The study broke down how academic medical centers and community hospitals perform on the three CMS programs. Academic medical centers overall showed improvement in the programs, but still lagged behind community hospitals. For instance, the study found overall weighted quality scores for academic medical centers on the three CMS programs increased significantly from 42.2 in 2016 to 46.6 in 2018, but still had lower scores than community hospitals, which had an overall weighted score of 47.9 in 2018.
Stanley said it's possible that academic medical centers will catch up to or exceed community hospitals in their quality scores because their pace of improvement during the two-year period was much greater than it was for community hospitals, which actually saw a 2-point drop in scores overall.
The study also compared costs between academic medical centers and community hospitals. To little surprise, median costs at academic medical centers were 5.8% higher than at community hospitals. Academic medical centers cost more generally because they must invest in expensive specialty services and staff to fulfill their missions as tertiary providers, Stanley said.
However, the study also found little relationship between higher costs and better quality scores.
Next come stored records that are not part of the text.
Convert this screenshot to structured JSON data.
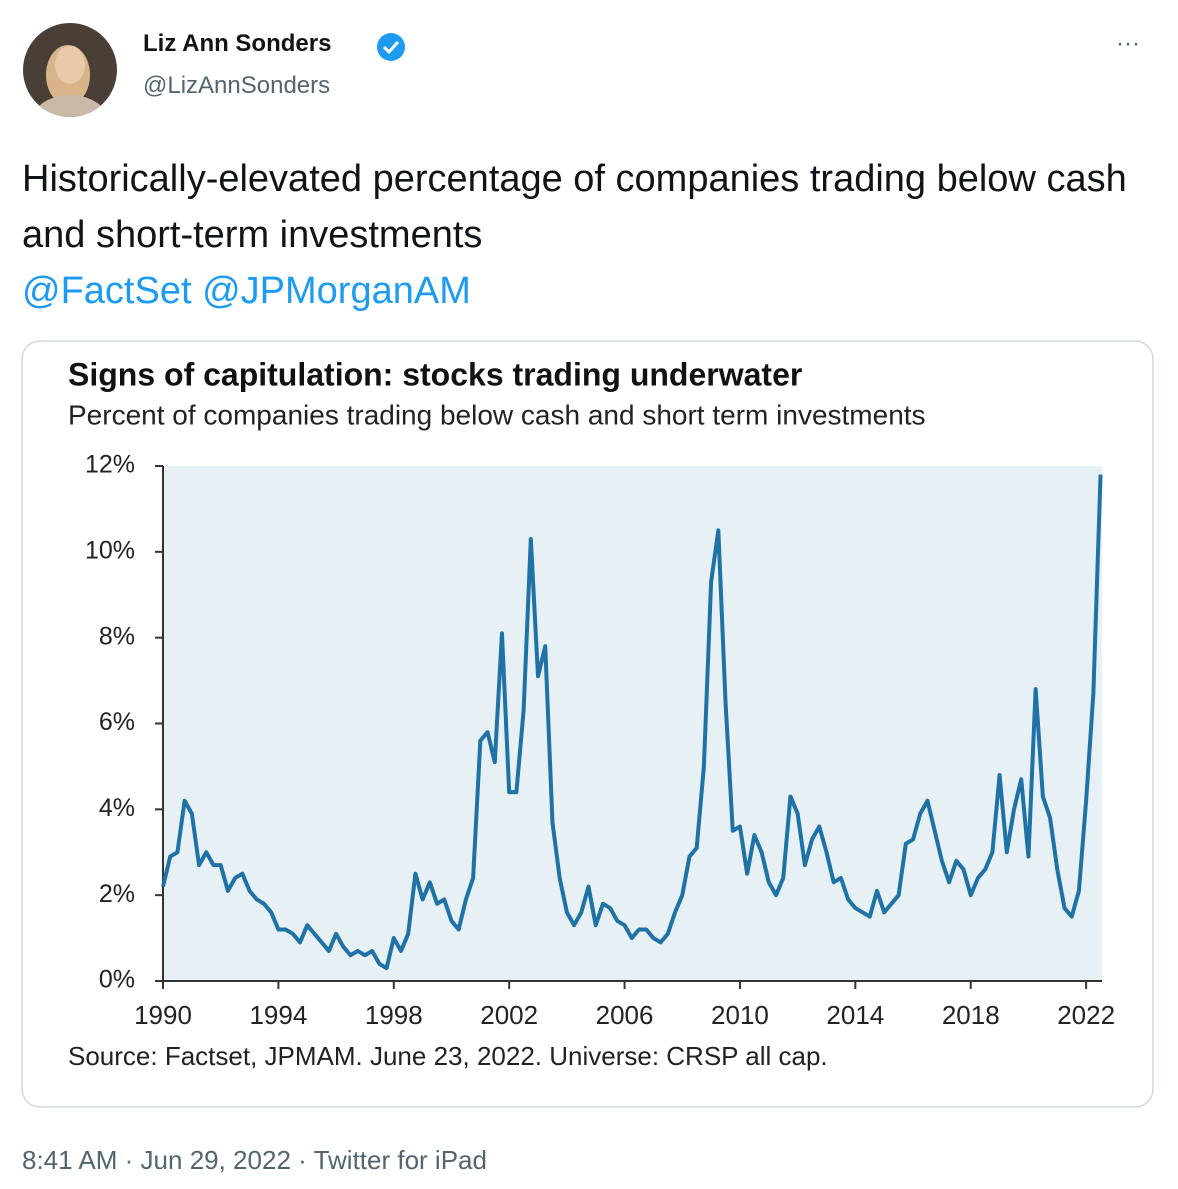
{
  "tweet": {
    "name": "Liz Ann Sonders",
    "handle": "@LizAnnSonders",
    "more": "···",
    "text": "Historically-elevated percentage of companies trading below cash and short-term investments",
    "mentions": [
      "@FactSet",
      "@JPMorganAM"
    ],
    "footer": {
      "time": "8:41 AM",
      "separator": "·",
      "date": "Jun 29, 2022",
      "source": "Twitter for iPad"
    }
  },
  "chart_data": {
    "type": "line",
    "title": "Signs of capitulation: stocks trading underwater",
    "subtitle": "Percent of companies trading below cash and short term investments",
    "source": "Source: Factset, JPMAM. June 23, 2022. Universe: CRSP all cap.",
    "color": "#1f72a6",
    "background": "#e6f0f5",
    "xlim": [
      1990,
      2022.55
    ],
    "xticks": [
      1990,
      1994,
      1998,
      2002,
      2006,
      2010,
      2014,
      2018,
      2022
    ],
    "ylim": [
      0,
      12
    ],
    "yticks": [
      {
        "value": 0,
        "label": "0%"
      },
      {
        "value": 2,
        "label": "2%"
      },
      {
        "value": 4,
        "label": "4%"
      },
      {
        "value": 6,
        "label": "6%"
      },
      {
        "value": 8,
        "label": "8%"
      },
      {
        "value": 10,
        "label": "10%"
      },
      {
        "value": 12,
        "label": "12%"
      }
    ],
    "x": [
      1990,
      1990.25,
      1990.5,
      1990.75,
      1991,
      1991.25,
      1991.5,
      1991.75,
      1992,
      1992.25,
      1992.5,
      1992.75,
      1993,
      1993.25,
      1993.5,
      1993.75,
      1994,
      1994.25,
      1994.5,
      1994.75,
      1995,
      1995.25,
      1995.5,
      1995.75,
      1996,
      1996.25,
      1996.5,
      1996.75,
      1997,
      1997.25,
      1997.5,
      1997.75,
      1998,
      1998.25,
      1998.5,
      1998.75,
      1999,
      1999.25,
      1999.5,
      1999.75,
      2000,
      2000.25,
      2000.5,
      2000.75,
      2001,
      2001.25,
      2001.5,
      2001.75,
      2002,
      2002.25,
      2002.5,
      2002.75,
      2003,
      2003.25,
      2003.5,
      2003.75,
      2004,
      2004.25,
      2004.5,
      2004.75,
      2005,
      2005.25,
      2005.5,
      2005.75,
      2006,
      2006.25,
      2006.5,
      2006.75,
      2007,
      2007.25,
      2007.5,
      2007.75,
      2008,
      2008.25,
      2008.5,
      2008.75,
      2009,
      2009.25,
      2009.5,
      2009.75,
      2010,
      2010.25,
      2010.5,
      2010.75,
      2011,
      2011.25,
      2011.5,
      2011.75,
      2012,
      2012.25,
      2012.5,
      2012.75,
      2013,
      2013.25,
      2013.5,
      2013.75,
      2014,
      2014.25,
      2014.5,
      2014.75,
      2015,
      2015.25,
      2015.5,
      2015.75,
      2016,
      2016.25,
      2016.5,
      2016.75,
      2017,
      2017.25,
      2017.5,
      2017.75,
      2018,
      2018.25,
      2018.5,
      2018.75,
      2019,
      2019.25,
      2019.5,
      2019.75,
      2020,
      2020.25,
      2020.5,
      2020.75,
      2021,
      2021.25,
      2021.5,
      2021.75,
      2022,
      2022.25,
      2022.5
    ],
    "values": [
      2.2,
      2.9,
      3.0,
      4.2,
      3.9,
      2.7,
      3.0,
      2.7,
      2.7,
      2.1,
      2.4,
      2.5,
      2.1,
      1.9,
      1.8,
      1.6,
      1.2,
      1.2,
      1.1,
      0.9,
      1.3,
      1.1,
      0.9,
      0.7,
      1.1,
      0.8,
      0.6,
      0.7,
      0.6,
      0.7,
      0.4,
      0.3,
      1.0,
      0.7,
      1.1,
      2.5,
      1.9,
      2.3,
      1.8,
      1.9,
      1.4,
      1.2,
      1.9,
      2.4,
      5.6,
      5.8,
      5.1,
      8.1,
      4.4,
      4.4,
      6.3,
      10.3,
      7.1,
      7.8,
      3.7,
      2.4,
      1.6,
      1.3,
      1.6,
      2.2,
      1.3,
      1.8,
      1.7,
      1.4,
      1.3,
      1.0,
      1.2,
      1.2,
      1.0,
      0.9,
      1.1,
      1.6,
      2.0,
      2.9,
      3.1,
      5.0,
      9.3,
      10.5,
      6.5,
      3.5,
      3.6,
      2.5,
      3.4,
      3.0,
      2.3,
      2.0,
      2.4,
      4.3,
      3.9,
      2.7,
      3.3,
      3.6,
      3.0,
      2.3,
      2.4,
      1.9,
      1.7,
      1.6,
      1.5,
      2.1,
      1.6,
      1.8,
      2.0,
      3.2,
      3.3,
      3.9,
      4.2,
      3.5,
      2.8,
      2.3,
      2.8,
      2.6,
      2.0,
      2.4,
      2.6,
      3.0,
      4.8,
      3.0,
      4.0,
      4.7,
      2.9,
      6.8,
      4.3,
      3.8,
      2.6,
      1.7,
      1.5,
      2.1,
      4.2,
      6.7,
      11.8
    ]
  }
}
Academic medical centers and community hospitals with the highest cost per case index had median weighted quality scores just 4.4% greater than hospitals with the lowest costs.
"It really calls into question how a consumer and payers evaluate the value equation," Stanley said. "If there is no correlation between the (cost and quality), you can deliver just as good quality at a lower cost structure."
Considering the majority of services at academic medical centers can be done at community hospitals for lower costs with the same outcomes, Stanley said tertiary centers have to rethink their strategy in order to remain viable. He suggested academic medical centers change up their payment structures and invest in population health services similar to their community hospital counterparts.
But Stanley added "there is no single bullet or single answer."
The Navigant analysis included CMS data for 175 academic medical centers and 212 community hospitals.